For the "looks cool" - I'm getting her some tattoo pens. She can draw on her skin all she wants. When she gets a little older, she can get all the tattoos and piercings her little heart desires, but at 14 this seems to be a reasonable temporary alternative.

After seeing the severity of the most recent bout of cutting, I'm open to any and all suggestions to help her through this. Group therapy doesn't seem to be doing her much good because of her severe social anxiety. Most days she doesn't even make it into the room. I've already started working with her at home because school was too much for her to handle, especially so soon after getting out of the hospital.

I need her to be okay. Safe.

Wednesday, October 24, 2012

Scars

The first time I saw the scars on her arm I was scared. Terrified.
She was sitting in a chair in a psychiatric hospital. She'd been staying with her father for several months, and he sent me a text saying she had brought a suicide note to school. They took her to the ER, and then she was transferred to the hospital.
I was on a plane the next day.

She stopped cutting for a little while. Then last week, for reasons unknown to me, she started again. Not just her arm. Her ribs and abdomen were covered. Her hips and her thighs, too. Someone mentioned she had been scratching at her leg and so I asked her if she had been cutting. She admitted it easily. When I asked her to show me, she did. I felt like I had been punched in the face. I told her I would help her find a safer way to deal with things, and asked her to please try not to cut herself.

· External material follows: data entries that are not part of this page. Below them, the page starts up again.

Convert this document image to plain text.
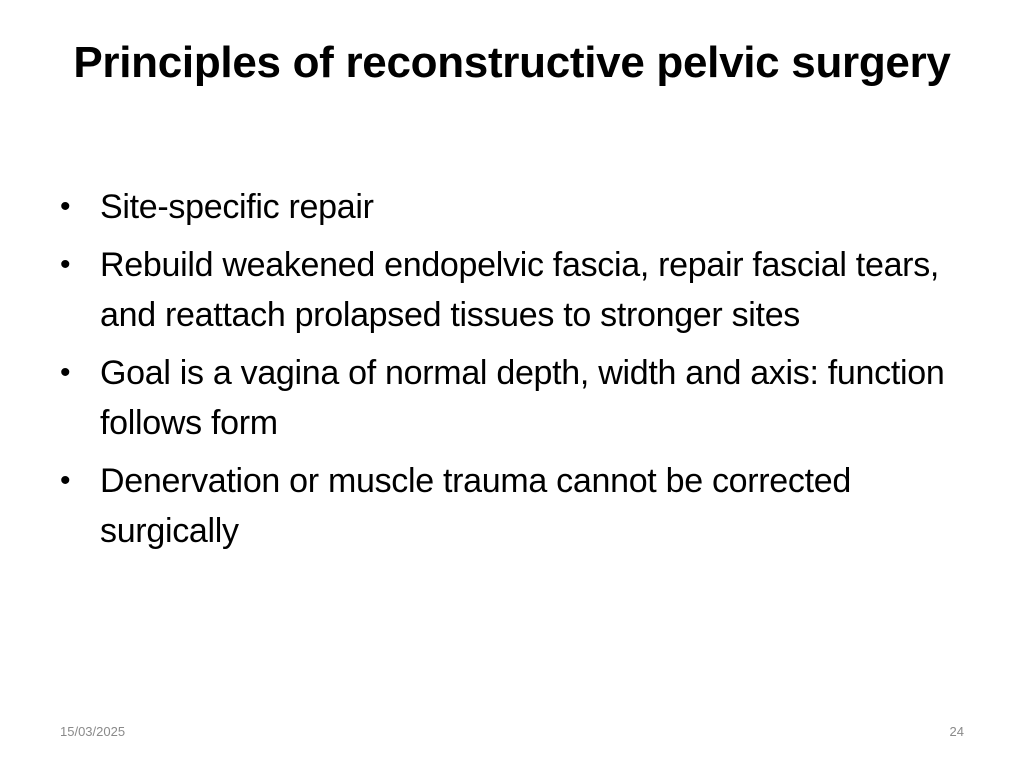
Principles of reconstructive pelvic surgery
• Site-specific repair
• Rebuild weakened endopelvic fascia, repair fascial tears, and reattach prolapsed tissues to stronger sites
• Goal is a vagina of normal depth, width and axis: function follows form
• Denervation or muscle trauma cannot be corrected surgically
15/03/2025	24
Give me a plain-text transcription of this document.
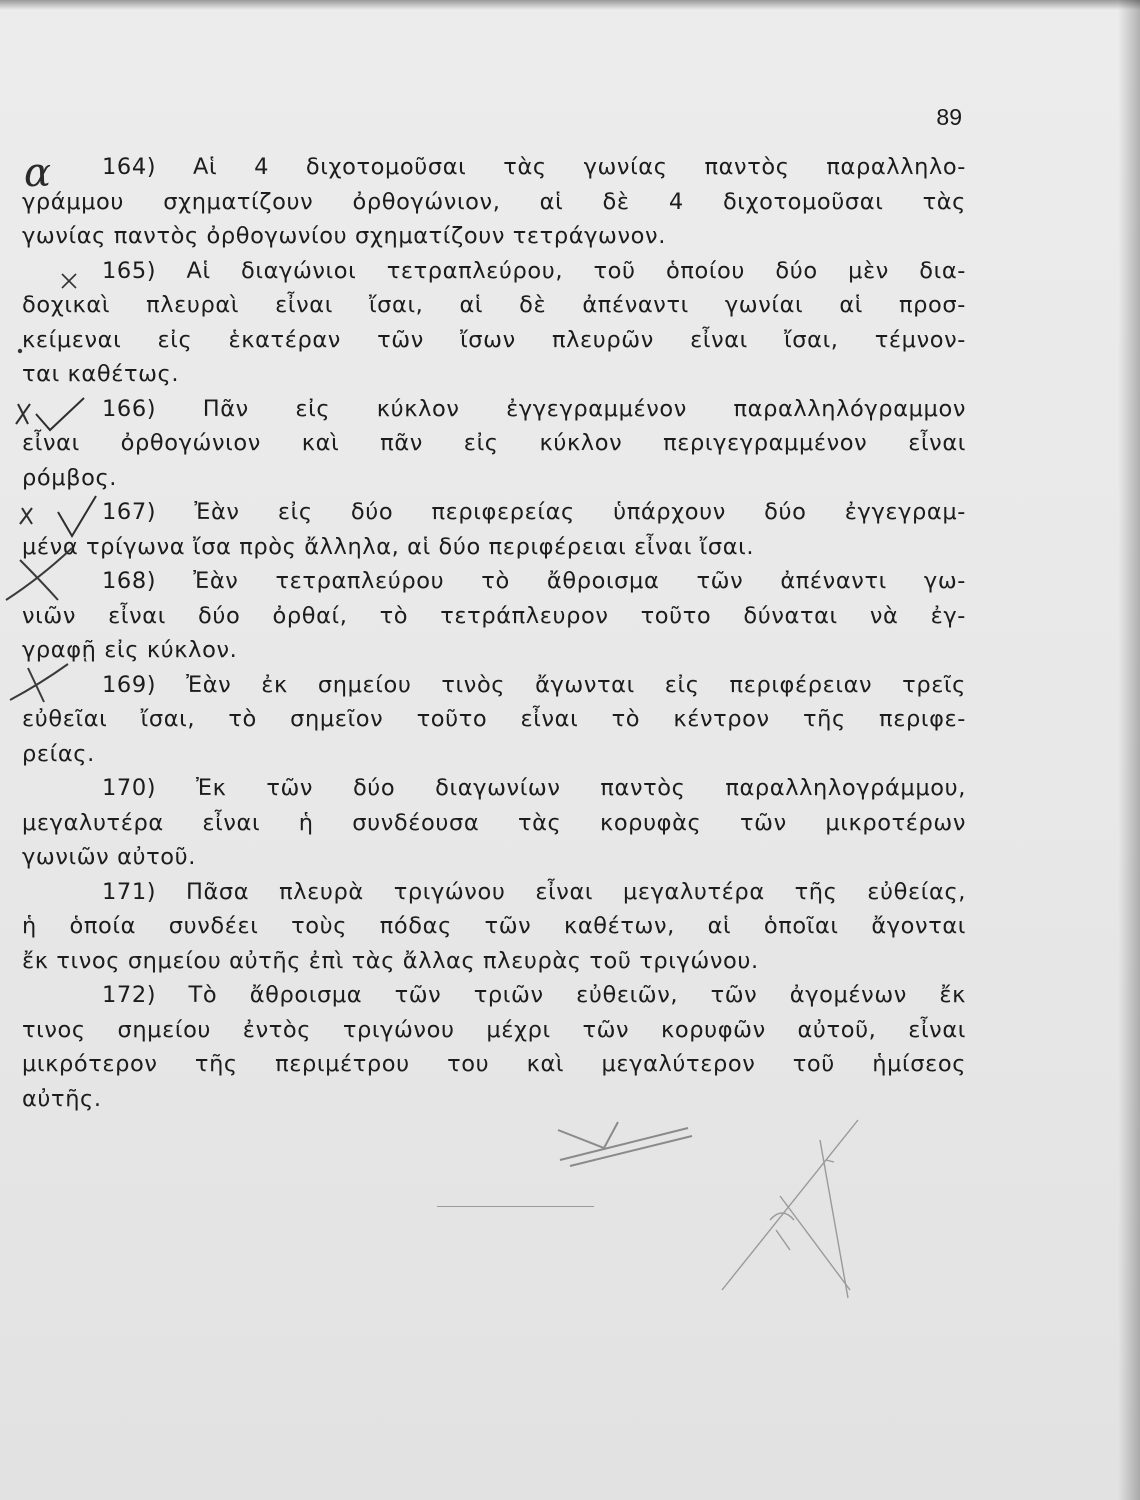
89
164) Αἱ 4 διχοτομοῦσαι τὰς γωνίας παντὸς παραλληλο-
γράμμου σχηματίζουν ὀρθογώνιον, αἱ δὲ 4 διχοτομοῦσαι τὰς
γωνίας παντὸς ὀρθογωνίου σχηματίζουν τετράγωνον.
165) Αἱ διαγώνιοι τετραπλεύρου, τοῦ ὁποίου δύο μὲν δια-
δοχικαὶ πλευραὶ εἶναι ἴσαι, αἱ δὲ ἀπέναντι γωνίαι αἱ προσ-
κείμεναι εἰς ἑκατέραν τῶν ἴσων πλευρῶν εἶναι ἴσαι, τέμνον-
ται καθέτως.
166) Πᾶν εἰς κύκλον ἐγγεγραμμένον παραλληλόγραμμον
εἶναι ὀρθογώνιον καὶ πᾶν εἰς κύκλον περιγεγραμμένον εἶναι
ρόμβος.
167) Ἐὰν εἰς δύο περιφερείας ὑπάρχουν δύο ἐγγεγραμ-
μένα τρίγωνα ἴσα πρὸς ἄλληλα, αἱ δύο περιφέρειαι εἶναι ἴσαι.
168) Ἐὰν τετραπλεύρου τὸ ἄθροισμα τῶν ἀπέναντι γω-
νιῶν εἶναι δύο ὀρθαί, τὸ τετράπλευρον τοῦτο δύναται νὰ ἐγ-
γραφῇ εἰς κύκλον.
169) Ἐὰν ἐκ σημείου τινὸς ἄγωνται εἰς περιφέρειαν τρεῖς
εὐθεῖαι ἴσαι, τὸ σημεῖον τοῦτο εἶναι τὸ κέντρον τῆς περιφε-
ρείας.
170) Ἐκ τῶν δύο διαγωνίων παντὸς παραλληλογράμμου,
μεγαλυτέρα εἶναι ἡ συνδέουσα τὰς κορυφὰς τῶν μικροτέρων
γωνιῶν αὐτοῦ.
171) Πᾶσα πλευρὰ τριγώνου εἶναι μεγαλυτέρα τῆς εὐθείας,
ἡ ὁποία συνδέει τοὺς πόδας τῶν καθέτων, αἱ ὁποῖαι ἄγονται
ἔκ τινος σημείου αὐτῆς ἐπὶ τὰς ἄλλας πλευρὰς τοῦ τριγώνου.
172) Τὸ ἄθροισμα τῶν τριῶν εὐθειῶν, τῶν ἀγομένων ἔκ
τινος σημείου ἐντὸς τριγώνου μέχρι τῶν κορυφῶν αὐτοῦ, εἶναι
μικρότερον τῆς περιμέτρου του καὶ μεγαλύτερον τοῦ ἡμίσεος
αὐτῆς.
α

In my research on this behavior, I've discovered some interesting things.
Self-harming isn't just cutting. It can take many forms, including but not limited to : banging your head, carving things into your skin, pulling out your hair, and biting.

Wait, I've done all of those myself! So now I'm left wondering - is this hereditary? Or contagious? Did I somehow pass this on to her without knowing? And is it sick that the turmoil I'm feeling makes me want to return to those destructive patterns myself?

But I did have an epiphany. She told her friend that she likes the way it feels, and she likes the way it looks. "It hurts, and it looks cool".
Isn't that why some people get addicted to tattoos and piercings?
I haven't figured out how, but I feel like this information can somehow help her.